In theory, AD approach isn’t affected by the Cold Start problem as training data is normal data only, and is hence we only need labels during evaluation of the intrusion detection system.
But will it work accurately enough? Let’s try!
2a. A naive AD approach using IsolationForest
What did you notice based on the sequencing of the CAN messages? There seems to be particular rhythms.
Let’s include timing-based features, such as time diff since last message of the same type.
We can clearly visualize that attack and normal messages have different timing distribution. Normal YawRate messages typically comes every 12.5ms, and the attack messages are injected much closer to previous messages (smaller time diffs).
Can AD make use of this?
Also, we need to handle the NaN values due to the unique feature of CAN bus data, i.e. YawRate/Gx/Gy is a different CAN message than SteeringAngle or CarSpeed.
This is certainly a start. But the accuracy is no where near what’s needed for deployment, especially FPR (false positive rate)! In fact, a majority of predictions are false positives.
While there are a lot of exciting approaches for AD and sequential time-series data, including using RNN/LSTM/CNN, autoencoders, self-supervised learning, etc. The fundamental problem with AD is that it is hard to achieve high TPR while simultaneously achieving very low FPR which is what we need.
Since AD after all, is a harder problem than supervised learning and while they are important parts of the tool box, we need another strategy to tackle the problem.
2b.
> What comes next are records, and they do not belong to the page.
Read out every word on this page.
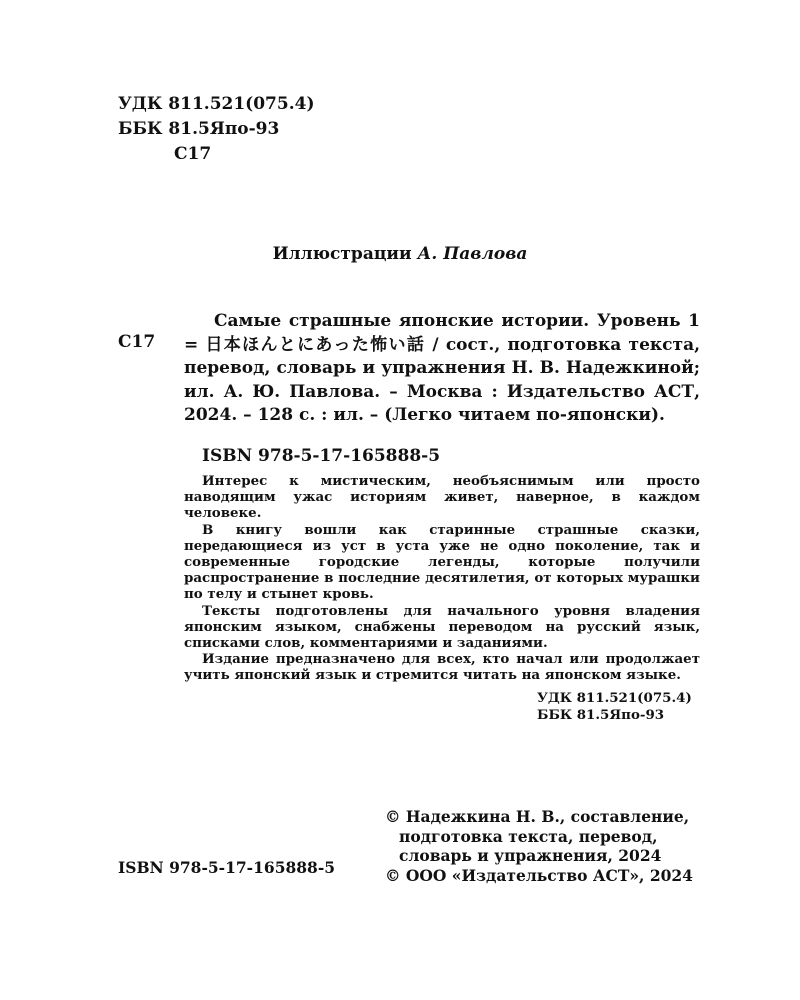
УДК 811.521(075.4)
ББК 81.5Япо-93
С17
Иллюстрации А. Павлова
С17
Самые страшные японские истории. Уровень 1 = 日本ほんとにあった怖い話 / сост., подготовка текста, перевод, словарь и упражнения Н. В. Надежкиной; ил. А. Ю. Павлова. – Москва : Издательство АСТ, 2024. – 128 с. : ил. – (Легко читаем по-японски).
ISBN 978-5-17-165888-5

Интерес к мистическим, необъяснимым или просто наводящим ужас историям живет, наверное, в каждом человеке.

В книгу вошли как старинные страшные сказки, передающиеся из уст в уста уже не одно поколение, так и современные городские легенды, которые получили распространение в последние десятилетия, от которых мурашки по телу и стынет кровь.

Тексты подготовлены для начального уровня владения японским языком, снабжены переводом на русский язык, списками слов, комментариями и заданиями.

Издание предназначено для всех, кто начал или продолжает учить японский язык и стремится читать на японском языке.

УДК 811.521(075.4)
ББК 81.5Япо-93
© Надежкина Н. В., составление,
подготовка текста, перевод,
словарь и упражнения, 2024
© ООО «Издательство АСТ», 2024
ISBN 978-5-17-165888-5
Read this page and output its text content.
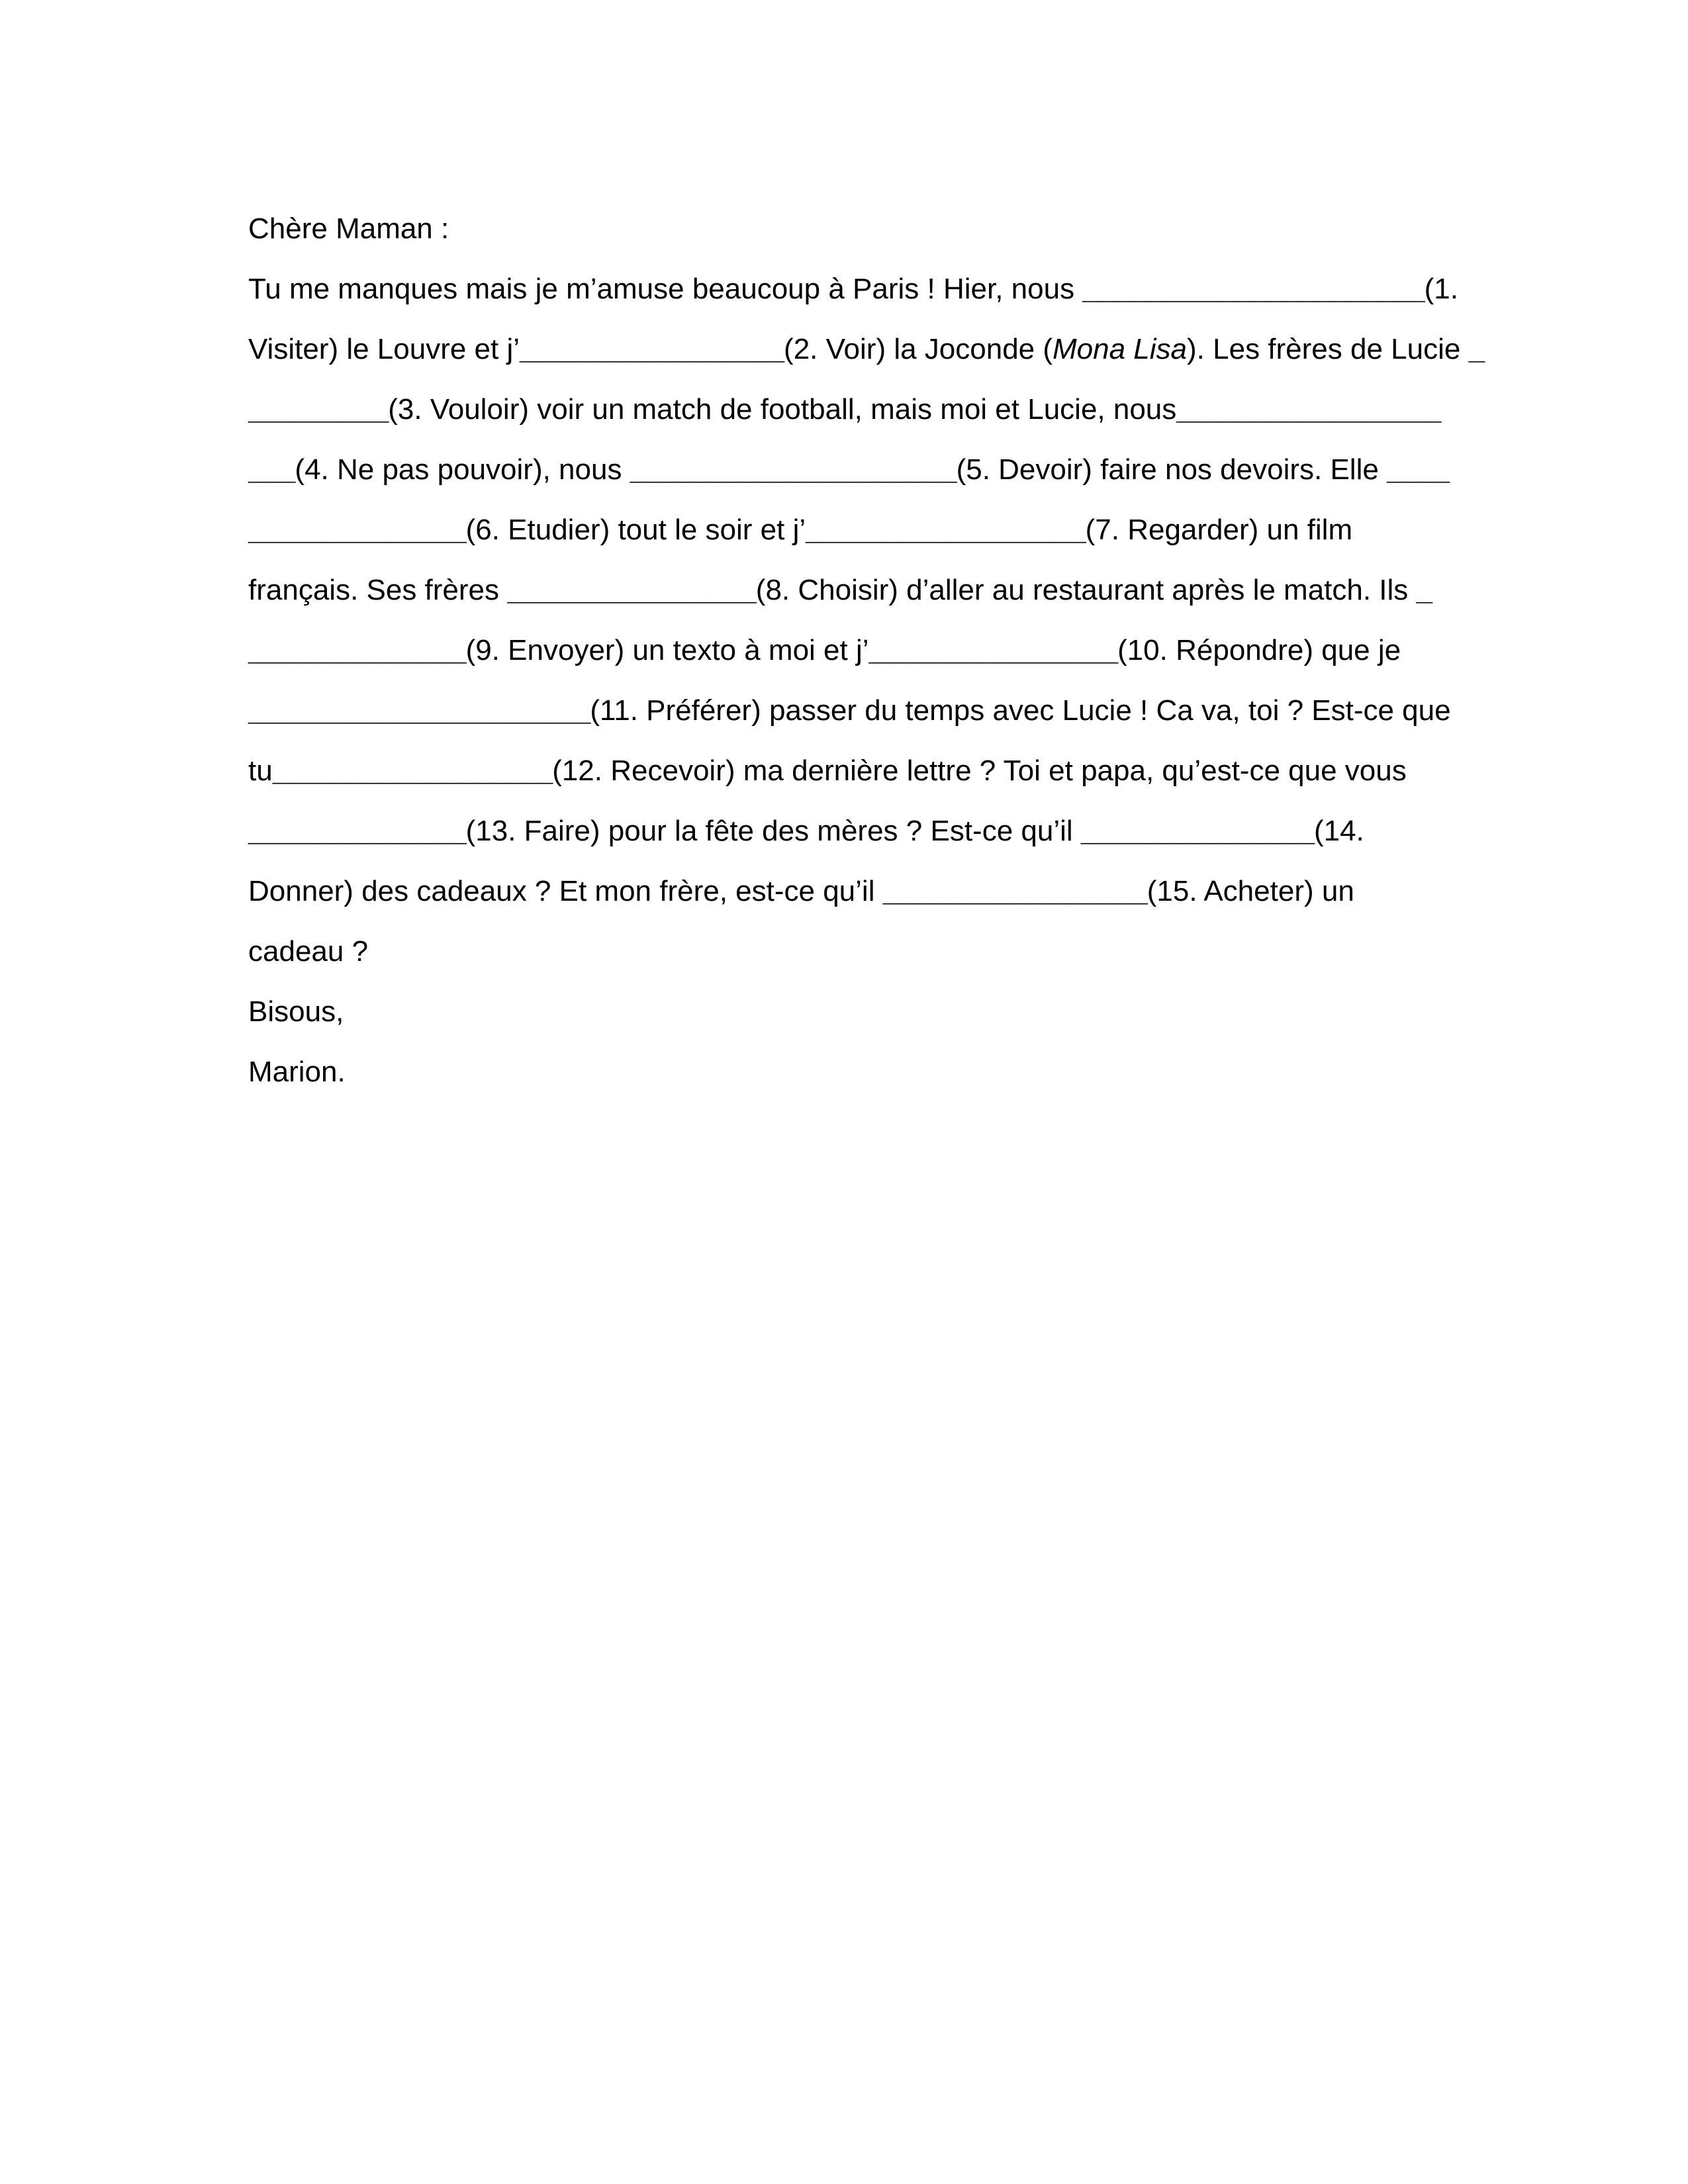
Chère Maman :
Tu me manques mais je m’amuse beaucoup à Paris ! Hier, nous ______________________(1.
Visiter) le Louvre et j’_________________(2. Voir) la Joconde (Mona Lisa). Les frères de Lucie _
_________(3. Vouloir) voir un match de football, mais moi et Lucie, nous_________________
___(4. Ne pas pouvoir), nous _____________________(5. Devoir) faire nos devoirs. Elle ____
______________(6. Etudier) tout le soir et j’__________________(7. Regarder) un film
français. Ses frères ________________(8. Choisir) d’aller au restaurant après le match. Ils _
______________(9. Envoyer) un texto à moi et j’________________(10. Répondre) que je
______________________(11. Préférer) passer du temps avec Lucie ! Ca va, toi ? Est-ce que
tu__________________(12. Recevoir) ma dernière lettre ? Toi et papa, qu’est-ce que vous
______________(13. Faire) pour la fête des mères ? Est-ce qu’il _______________(14.
Donner) des cadeaux ? Et mon frère, est-ce qu’il _________________(15. Acheter) un
cadeau ?
Bisous,
Marion.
Machine teaching: leveraging ML to “program” a classifier by specifying human-generated outputs
If we zoom in, it is perhaps easier to see the zig-zag patterns of alternating real vs injected messages. It’s clear that perhaps we can leverage a ML to classify these kinds of smooth vs zig-zag patterns.
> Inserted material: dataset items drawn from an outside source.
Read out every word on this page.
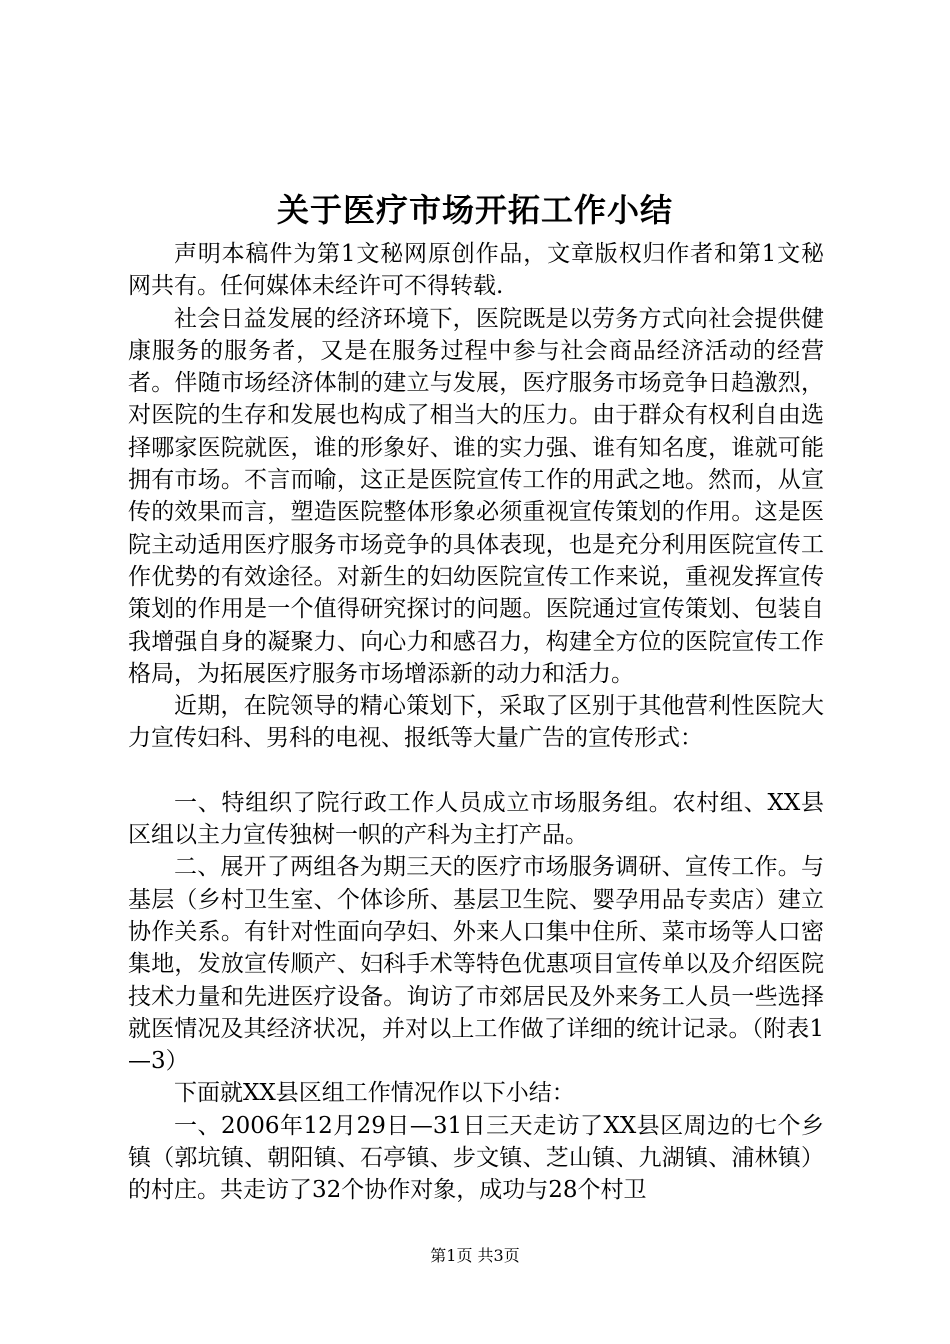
关于医疗市场开拓工作小结

声明本稿件为第1文秘网原创作品，文章版权归作者和第1文秘网共有。任何媒体未经许可不得转载.

社会日益发展的经济环境下，医院既是以劳务方式向社会提供健康服务的服务者，又是在服务过程中参与社会商品经济活动的经营者。伴随市场经济体制的建立与发展，医疗服务市场竞争日趋激烈，对医院的生存和发展也构成了相当大的压力。由于群众有权利自由选择哪家医院就医，谁的形象好、谁的实力强、谁有知名度，谁就可能拥有市场。不言而喻，这正是医院宣传工作的用武之地。然而，从宣传的效果而言，塑造医院整体形象必须重视宣传策划的作用。这是医院主动适用医疗服务市场竞争的具体表现，也是充分利用医院宣传工作优势的有效途径。对新生的妇幼医院宣传工作来说，重视发挥宣传策划的作用是一个值得研究探讨的问题。医院通过宣传策划、包装自我增强自身的凝聚力、向心力和感召力，构建全方位的医院宣传工作格局，为拓展医疗服务市场增添新的动力和活力。

近期，在院领导的精心策划下，采取了区别于其他营利性医院大力宣传妇科、男科的电视、报纸等大量广告的宣传形式：

一、特组织了院行政工作人员成立市场服务组。农村组、XX县区组以主力宣传独树一帜的产科为主打产品。

二、展开了两组各为期三天的医疗市场服务调研、宣传工作。与基层（乡村卫生室、个体诊所、基层卫生院、婴孕用品专卖店）建立协作关系。有针对性面向孕妇、外来人口集中住所、菜市场等人口密集地，发放宣传顺产、妇科手术等特色优惠项目宣传单以及介绍医院技术力量和先进医疗设备。询访了市郊居民及外来务工人员一些选择就医情况及其经济状况，并对以上工作做了详细的统计记录。（附表1—3）

下面就XX县区组工作情况作以下小结：

一、2006年12月29日—31日三天走访了XX县区周边的七个乡镇（郭坑镇、朝阳镇、石亭镇、步文镇、芝山镇、九湖镇、浦林镇）的村庄。共走访了32个协作对象，成功与28个村卫

第1页 共3页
After all, ML should excel at pattern recognition.
The significance of this approach is that it is much easier for human experts to synthesize the attack data than to write the detection program. And such is the promise of Software 2.0, but will it work?
Let’s inspect closely one such attack event.
Let’s try a gradient-boosted trees firstly, e.g. sklearn’s HistGradientBoostingClassifier can work well on larger dataset before bringing out bigger guns.
Impressive as it seems, we must note that the false-positive rate is still a bit high at FPR = 520/(520+8660) = 5.66%. Since CAN messages are very frequent (100-200 msgs/sec in each car), this is still no where near deployment-ready!
We can certainly improve results by tuning the model, tuning the fill-NA method, or bring out larger guns like Bidirectional LSTM or CNN or Transformers which can work well on pattern recognition problems on sequential data such as this problem. Powerful deep learning models can recognize these attack patterns well, and can be trained much faster on the full dataset which is quite large in our case.
However, we must reckon that these models, after all, are recognizing attack patterns that humans are generating and injecting artificially. While this is convenient to generate output and train the detector program a la “Software 2.0”, for our situation, because the attacks are purely synthetic, we cannot be too sure that they are learning the right things and work robustly and can be trusted to deploy in the field. It’s best to employ them in the right deployment scope, namely useful pattern recognizers.